To make it a little more concrete, say I'm saying "Cells condense their DNA before dividing" and looked at cancer cells in a dish (all vertebrate cells I'm famililar with do in fact condense their DNA before dividing). I look at the 3000 cells and see that only 100 are dividing, based on what the cells look like. I'm not going to prove that the other 2900 are not dividing, it should be obvious to anyone familiar with that cell line. Of the 100 that are dividing, lets say 50 aren't marked properly with the signal I'm looking at, could be a DNA marker, so they get thrown out. Of the 50 that are dividing and are marked properly, maybe 30 are on top of one another preventing good analysis, and 10 of the ones remaining are cells that look unhealthy, like they're dying. That leaves 10 cells out of 3000.
If you're not a cell biologist, most of that wouldn't be obvious to you, some of those criteria wouldn't even be obvious to you unless you were a cell biologist familiar with that specific cell line.
To be convinced that the rejections were appropriate, either you could become an expert in that cell line, which I find unlikely, or I could write up 5 or 6 supporting figures demonstrating that non-dividing cells looked like this etc. That's a lot of wasted time that I'd rather be wasting on slashdot.
Just like the author denialists, you're just parroting talking points. Of course you don't care what national academies of sciences think, you only care what your masters think. Atta boy.
Any way, I was responding to the assertion that "Climategate" has proved anything. It hasn't.
We expect you folks to spend some time thinking up a way so that you don't spend any time at all on "preparing" the supposedly "raw" data _and_ still make it available to the desirous public. Like you know putting up a file on a website with some footnotes. I hear universities have some websites.
Congratulations - you have identified two media by which the information could be disseminated. Now, would you like to explain how it is possible to write the documentation, in a form that the general public can understand, without taking any time? ...and before you claim that we scientists should just find a way please remember that we are scientists, not magicians, and so are limited by physical reality. I could also point out that time spent designing any such system would also be time NOT spent doing science which is what we are actually getting paid to do.
"This is motion tracking data, format is X Y Z, its from ..."

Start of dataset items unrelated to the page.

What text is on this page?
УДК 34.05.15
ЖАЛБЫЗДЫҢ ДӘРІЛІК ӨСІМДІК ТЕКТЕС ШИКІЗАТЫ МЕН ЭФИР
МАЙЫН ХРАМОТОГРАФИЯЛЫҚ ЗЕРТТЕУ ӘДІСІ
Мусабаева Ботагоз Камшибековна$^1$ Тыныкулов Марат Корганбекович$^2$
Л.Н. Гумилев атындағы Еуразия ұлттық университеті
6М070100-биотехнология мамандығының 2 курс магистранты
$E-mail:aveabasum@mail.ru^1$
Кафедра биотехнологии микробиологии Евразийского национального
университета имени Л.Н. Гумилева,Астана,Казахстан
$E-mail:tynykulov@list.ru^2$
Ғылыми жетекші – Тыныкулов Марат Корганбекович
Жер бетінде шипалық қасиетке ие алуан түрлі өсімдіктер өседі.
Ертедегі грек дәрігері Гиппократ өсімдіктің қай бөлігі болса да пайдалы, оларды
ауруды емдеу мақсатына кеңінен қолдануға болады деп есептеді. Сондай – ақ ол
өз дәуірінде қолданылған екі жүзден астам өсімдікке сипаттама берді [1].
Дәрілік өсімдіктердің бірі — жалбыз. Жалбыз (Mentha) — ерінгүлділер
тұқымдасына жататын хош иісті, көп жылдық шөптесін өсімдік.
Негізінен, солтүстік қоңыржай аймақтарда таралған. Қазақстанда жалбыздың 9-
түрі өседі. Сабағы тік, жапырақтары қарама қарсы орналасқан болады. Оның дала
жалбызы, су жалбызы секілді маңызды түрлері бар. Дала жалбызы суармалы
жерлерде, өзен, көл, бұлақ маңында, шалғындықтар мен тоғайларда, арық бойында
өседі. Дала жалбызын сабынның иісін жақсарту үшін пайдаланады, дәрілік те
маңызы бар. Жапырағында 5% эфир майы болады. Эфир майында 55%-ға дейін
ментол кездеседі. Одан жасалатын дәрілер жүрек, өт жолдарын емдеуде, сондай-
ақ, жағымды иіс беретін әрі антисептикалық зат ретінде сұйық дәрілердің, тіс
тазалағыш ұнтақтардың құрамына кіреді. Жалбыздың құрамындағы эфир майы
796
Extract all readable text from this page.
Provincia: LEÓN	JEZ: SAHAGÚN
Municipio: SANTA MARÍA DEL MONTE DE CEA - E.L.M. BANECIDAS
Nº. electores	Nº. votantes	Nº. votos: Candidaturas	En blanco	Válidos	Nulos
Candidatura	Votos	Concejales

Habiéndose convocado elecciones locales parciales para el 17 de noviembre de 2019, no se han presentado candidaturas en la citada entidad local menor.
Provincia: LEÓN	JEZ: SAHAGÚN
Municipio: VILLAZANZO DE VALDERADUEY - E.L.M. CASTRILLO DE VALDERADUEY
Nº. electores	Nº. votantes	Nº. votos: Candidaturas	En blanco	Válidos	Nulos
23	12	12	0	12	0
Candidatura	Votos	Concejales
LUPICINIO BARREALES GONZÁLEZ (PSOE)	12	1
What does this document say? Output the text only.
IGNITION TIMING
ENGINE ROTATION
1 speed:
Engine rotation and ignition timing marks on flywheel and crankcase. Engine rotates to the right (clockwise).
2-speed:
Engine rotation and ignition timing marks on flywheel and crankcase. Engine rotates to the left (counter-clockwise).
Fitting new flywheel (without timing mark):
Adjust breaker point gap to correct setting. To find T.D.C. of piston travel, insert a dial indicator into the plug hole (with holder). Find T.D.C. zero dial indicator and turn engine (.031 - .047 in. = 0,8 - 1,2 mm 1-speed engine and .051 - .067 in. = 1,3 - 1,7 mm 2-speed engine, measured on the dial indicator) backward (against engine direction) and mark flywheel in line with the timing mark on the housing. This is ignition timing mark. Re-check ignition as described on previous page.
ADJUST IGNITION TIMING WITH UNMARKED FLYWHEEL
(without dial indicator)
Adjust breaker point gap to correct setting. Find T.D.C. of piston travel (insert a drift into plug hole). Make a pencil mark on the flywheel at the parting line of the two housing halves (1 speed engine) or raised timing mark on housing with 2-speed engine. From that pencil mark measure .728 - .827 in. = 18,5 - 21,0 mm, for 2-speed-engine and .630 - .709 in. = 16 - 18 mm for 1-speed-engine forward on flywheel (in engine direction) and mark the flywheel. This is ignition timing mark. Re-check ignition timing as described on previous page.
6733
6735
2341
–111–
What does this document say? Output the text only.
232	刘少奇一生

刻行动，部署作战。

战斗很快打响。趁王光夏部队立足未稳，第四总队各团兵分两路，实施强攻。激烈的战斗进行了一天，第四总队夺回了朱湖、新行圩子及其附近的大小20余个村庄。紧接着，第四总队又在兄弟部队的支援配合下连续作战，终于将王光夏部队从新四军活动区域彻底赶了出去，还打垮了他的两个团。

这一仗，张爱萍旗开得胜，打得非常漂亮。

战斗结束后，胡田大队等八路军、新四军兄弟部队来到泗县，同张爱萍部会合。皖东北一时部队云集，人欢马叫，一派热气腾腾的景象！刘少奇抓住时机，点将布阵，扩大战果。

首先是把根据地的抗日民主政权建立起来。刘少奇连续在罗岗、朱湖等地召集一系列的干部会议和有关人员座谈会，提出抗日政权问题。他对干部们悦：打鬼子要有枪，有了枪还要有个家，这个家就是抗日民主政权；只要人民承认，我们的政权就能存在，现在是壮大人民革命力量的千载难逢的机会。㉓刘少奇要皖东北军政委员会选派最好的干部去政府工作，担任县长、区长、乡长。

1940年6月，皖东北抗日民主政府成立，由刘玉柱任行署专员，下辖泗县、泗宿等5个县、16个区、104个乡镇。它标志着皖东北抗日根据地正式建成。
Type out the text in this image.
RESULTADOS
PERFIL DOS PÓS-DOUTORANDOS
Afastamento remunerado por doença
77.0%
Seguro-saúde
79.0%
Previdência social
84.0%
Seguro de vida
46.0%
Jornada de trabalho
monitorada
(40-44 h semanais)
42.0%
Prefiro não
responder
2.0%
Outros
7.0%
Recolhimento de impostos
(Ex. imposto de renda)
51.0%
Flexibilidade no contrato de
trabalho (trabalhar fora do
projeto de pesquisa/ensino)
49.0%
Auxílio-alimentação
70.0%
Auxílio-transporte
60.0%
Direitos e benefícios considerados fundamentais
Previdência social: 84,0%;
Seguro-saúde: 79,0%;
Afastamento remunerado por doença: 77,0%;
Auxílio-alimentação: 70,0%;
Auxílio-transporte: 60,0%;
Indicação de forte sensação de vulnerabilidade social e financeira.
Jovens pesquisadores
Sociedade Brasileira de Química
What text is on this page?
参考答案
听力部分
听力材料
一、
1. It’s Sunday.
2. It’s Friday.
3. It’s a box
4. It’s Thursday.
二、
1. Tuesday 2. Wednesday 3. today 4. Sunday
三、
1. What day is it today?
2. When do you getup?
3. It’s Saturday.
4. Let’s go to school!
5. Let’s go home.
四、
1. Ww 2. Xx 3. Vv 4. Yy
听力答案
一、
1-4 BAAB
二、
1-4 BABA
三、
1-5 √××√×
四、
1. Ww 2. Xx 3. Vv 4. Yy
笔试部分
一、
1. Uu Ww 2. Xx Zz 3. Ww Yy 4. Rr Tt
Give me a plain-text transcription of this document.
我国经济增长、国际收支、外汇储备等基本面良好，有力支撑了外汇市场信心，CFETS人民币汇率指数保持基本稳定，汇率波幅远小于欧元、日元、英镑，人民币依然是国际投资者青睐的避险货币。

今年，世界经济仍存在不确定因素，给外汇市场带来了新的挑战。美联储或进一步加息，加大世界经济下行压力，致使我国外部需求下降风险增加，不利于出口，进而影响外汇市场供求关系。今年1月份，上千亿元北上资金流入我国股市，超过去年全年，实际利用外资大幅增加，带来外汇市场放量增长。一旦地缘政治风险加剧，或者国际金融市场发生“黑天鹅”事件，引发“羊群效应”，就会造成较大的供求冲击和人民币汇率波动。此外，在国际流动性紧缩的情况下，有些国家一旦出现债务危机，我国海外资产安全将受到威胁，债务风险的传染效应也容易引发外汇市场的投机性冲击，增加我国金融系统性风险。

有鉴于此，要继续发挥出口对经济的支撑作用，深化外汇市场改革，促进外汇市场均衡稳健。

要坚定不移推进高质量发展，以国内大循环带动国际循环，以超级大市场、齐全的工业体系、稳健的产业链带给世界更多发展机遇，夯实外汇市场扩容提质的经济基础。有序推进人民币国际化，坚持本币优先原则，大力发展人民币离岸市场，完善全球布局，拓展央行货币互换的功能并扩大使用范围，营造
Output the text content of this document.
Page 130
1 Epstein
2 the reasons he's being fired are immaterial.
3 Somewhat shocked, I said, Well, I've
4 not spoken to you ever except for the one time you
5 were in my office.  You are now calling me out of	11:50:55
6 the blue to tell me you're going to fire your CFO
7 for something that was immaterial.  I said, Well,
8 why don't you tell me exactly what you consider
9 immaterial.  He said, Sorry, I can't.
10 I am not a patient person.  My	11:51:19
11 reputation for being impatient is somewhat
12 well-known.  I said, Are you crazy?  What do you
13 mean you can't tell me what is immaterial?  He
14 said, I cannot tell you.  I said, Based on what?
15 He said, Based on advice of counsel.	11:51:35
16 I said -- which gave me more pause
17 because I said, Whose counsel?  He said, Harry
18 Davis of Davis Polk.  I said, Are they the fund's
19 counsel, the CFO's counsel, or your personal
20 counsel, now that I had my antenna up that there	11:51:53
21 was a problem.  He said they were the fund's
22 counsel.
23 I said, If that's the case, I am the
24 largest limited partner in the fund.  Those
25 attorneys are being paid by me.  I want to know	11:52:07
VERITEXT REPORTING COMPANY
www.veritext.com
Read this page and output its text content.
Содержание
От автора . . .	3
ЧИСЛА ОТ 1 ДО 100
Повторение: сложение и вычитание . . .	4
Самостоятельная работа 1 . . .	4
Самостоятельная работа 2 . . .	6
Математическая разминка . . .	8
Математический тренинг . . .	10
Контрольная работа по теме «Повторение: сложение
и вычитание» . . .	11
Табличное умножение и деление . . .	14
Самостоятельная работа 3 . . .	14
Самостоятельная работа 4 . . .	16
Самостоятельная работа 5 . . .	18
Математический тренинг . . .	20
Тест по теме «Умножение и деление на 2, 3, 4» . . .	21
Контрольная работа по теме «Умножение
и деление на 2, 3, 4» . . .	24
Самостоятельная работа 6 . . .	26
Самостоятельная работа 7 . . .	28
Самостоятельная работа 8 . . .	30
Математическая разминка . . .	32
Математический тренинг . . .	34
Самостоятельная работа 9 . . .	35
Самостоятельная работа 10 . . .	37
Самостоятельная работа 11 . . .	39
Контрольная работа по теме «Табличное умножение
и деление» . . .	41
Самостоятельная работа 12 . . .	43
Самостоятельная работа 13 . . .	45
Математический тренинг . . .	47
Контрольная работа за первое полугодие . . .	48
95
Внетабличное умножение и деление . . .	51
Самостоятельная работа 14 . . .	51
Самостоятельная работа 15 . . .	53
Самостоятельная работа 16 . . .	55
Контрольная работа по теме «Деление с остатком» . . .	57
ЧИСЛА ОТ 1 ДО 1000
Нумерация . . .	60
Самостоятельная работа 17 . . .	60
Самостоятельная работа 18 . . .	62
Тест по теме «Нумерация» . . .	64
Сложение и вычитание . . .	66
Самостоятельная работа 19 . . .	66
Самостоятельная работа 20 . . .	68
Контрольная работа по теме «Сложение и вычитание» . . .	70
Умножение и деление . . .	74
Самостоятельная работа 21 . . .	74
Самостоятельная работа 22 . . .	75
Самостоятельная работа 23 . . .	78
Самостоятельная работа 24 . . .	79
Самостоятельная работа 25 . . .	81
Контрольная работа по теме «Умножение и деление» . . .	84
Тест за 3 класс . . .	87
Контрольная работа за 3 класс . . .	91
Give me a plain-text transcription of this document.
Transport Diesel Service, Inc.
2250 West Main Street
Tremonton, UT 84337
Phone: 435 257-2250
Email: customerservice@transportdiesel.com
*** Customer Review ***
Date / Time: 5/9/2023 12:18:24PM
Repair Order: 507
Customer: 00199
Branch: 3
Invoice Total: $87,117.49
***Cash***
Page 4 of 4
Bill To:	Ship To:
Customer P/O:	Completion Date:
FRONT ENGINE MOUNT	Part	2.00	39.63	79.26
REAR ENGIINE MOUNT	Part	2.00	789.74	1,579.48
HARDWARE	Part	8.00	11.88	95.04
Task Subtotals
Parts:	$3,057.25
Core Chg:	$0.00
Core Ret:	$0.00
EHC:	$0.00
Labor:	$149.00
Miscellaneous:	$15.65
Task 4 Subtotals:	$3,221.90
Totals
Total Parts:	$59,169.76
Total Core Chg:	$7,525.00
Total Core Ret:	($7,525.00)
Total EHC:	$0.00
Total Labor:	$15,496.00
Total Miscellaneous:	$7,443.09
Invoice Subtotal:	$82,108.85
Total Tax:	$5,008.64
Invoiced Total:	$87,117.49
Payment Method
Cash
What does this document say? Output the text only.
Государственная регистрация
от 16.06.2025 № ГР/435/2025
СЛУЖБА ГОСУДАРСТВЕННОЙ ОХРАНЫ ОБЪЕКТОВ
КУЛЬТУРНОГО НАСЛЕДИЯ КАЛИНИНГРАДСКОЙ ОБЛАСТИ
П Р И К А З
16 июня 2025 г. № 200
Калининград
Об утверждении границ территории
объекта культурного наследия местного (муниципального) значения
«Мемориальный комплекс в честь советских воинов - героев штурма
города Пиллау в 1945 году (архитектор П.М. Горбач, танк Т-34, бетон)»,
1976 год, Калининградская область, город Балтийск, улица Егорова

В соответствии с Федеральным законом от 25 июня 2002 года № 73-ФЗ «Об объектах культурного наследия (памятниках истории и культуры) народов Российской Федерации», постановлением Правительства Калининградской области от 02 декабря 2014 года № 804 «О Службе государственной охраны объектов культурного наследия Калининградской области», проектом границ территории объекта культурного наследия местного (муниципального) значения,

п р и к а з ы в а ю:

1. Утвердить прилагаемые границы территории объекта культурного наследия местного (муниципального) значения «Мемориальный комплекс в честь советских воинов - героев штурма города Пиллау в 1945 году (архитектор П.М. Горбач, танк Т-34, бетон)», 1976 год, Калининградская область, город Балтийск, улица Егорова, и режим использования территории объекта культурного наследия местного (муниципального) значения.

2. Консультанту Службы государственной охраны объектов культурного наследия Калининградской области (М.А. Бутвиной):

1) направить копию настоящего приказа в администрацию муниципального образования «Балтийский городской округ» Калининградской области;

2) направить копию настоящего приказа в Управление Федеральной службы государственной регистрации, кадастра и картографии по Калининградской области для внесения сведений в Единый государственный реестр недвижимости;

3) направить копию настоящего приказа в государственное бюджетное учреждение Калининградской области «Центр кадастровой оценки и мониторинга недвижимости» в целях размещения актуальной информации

You seem to have the impression that science is just like the physics you may have done at school. The experiment I work on has 1MB data per event using a complex, compressed data format and even then you need access to a parameter database to know the configuration of the detector given any particular data run. A couple of comments at the top of the file, or even a document describing the format is not enough. You have to understand the detector and have access to the database. It would require CONSIDERABLE effort to make this even accessible to the general public....but I tell you what if you have the tens of petabytes of data storage needed and the budget to fund the required development we'll give it a try.